I observed the most masterful application of this principle to the workplace when we were asked to offer a training program to a large European company. The company was the result of several acquisitions and mergers, all of which preserved their brand on the market, and to a large extent also their internal organisation and culture. The favourite metaphor used by the CEO to explain both strategy and organisation was that instead of becoming a huge tanker, the company wanted to act as a flotilla of speedboats. However, the head of people development observed that these speedboats – most notably the separate country organisations of each brand – were not managed as professionally as one could hope for. Many country managers had not even once attended a systematic management training in their career. Their methods and styles were wildly different, incompatible, and of varying quality. But, given the speedboat doctrine, they had an amount of power and independence akin to warlords in a feudal society, and the appropriate level of self-esteem to go with. When the HR department reached out to offer them a systematic, unified senior management training, it was therefore no surprise that their reaction was rather deprecating: “Sure, we could do such a training, as long as it doesn’t take much time. I could show my colleagues how it’s done” was the answer of almost each of them. After some inspired re-thinking, the head of people development proposed something different: a management foundation training for all the team leaders. That, the warlords accepted, pointing out how the juniors were still early in their development, obviously not on a same level as themselves, and how such a training would certainly be good for them. And so the program started. But now, slowly, slowly, all the junior managers in the company started to display a visibly more professional and systematic approach to management, in synch across all the units. Some would say, the juniors started to do their job better than the seniors. And all of a sudden, the head of people development was receiving those phone calls that he had hoped, and intended, to receive all along: “Listen, do you perchance have a really good senior management training that I could go to, preferably outside the company, and better than what the others could get?”
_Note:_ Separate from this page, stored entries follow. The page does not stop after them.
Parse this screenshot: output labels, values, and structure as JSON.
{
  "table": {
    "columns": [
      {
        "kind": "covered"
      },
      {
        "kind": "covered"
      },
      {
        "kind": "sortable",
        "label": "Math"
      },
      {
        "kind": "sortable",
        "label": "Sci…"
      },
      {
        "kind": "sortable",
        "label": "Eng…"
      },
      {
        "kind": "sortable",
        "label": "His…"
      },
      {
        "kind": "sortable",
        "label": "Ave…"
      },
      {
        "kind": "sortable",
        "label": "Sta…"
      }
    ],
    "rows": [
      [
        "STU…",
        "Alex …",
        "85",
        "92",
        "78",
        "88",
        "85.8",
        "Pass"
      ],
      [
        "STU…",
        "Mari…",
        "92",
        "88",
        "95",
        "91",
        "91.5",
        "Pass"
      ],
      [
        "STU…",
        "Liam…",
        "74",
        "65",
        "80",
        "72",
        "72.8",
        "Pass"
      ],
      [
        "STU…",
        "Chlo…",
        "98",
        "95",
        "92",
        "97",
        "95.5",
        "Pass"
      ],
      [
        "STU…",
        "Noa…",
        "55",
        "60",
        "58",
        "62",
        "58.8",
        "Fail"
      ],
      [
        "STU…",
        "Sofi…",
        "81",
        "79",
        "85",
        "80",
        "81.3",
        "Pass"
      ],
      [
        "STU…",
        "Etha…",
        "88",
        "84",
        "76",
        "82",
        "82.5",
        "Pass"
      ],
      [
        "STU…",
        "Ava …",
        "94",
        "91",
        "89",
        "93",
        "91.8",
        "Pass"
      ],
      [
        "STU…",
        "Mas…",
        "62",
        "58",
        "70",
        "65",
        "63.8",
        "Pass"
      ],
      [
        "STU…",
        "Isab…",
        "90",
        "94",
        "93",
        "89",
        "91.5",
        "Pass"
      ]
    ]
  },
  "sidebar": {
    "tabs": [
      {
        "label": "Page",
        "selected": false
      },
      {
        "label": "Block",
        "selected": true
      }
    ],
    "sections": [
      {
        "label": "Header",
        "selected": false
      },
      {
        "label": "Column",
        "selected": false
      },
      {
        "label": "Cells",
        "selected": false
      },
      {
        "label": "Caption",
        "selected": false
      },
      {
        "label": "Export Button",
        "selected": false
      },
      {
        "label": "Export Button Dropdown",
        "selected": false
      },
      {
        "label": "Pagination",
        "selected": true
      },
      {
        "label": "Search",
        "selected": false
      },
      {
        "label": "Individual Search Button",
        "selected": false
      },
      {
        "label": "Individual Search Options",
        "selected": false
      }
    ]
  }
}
Nudging a complex system, it appears, implies an educated improvisation with the given dispositions and occasions. We strengthen the elements that can be strengthened with a reasonable amount of energy. We use conditions and contexts as a relevance filter that show or attract leverage points, or actors that we can use for leverage points, for our next intervention. We adapt the choice architecture of actors that we want to influence. We look for possibilities to make desired outcomes, both for ourselves and for these actors, easier to achieve and more effective in their impact. Inversely, we accept that all sorts of undesirable outcomes happen, but find ways to make them less likely, and especially less impactful, to the point that we and our actors in focus can afford not to care about them. We let the system play to our favour.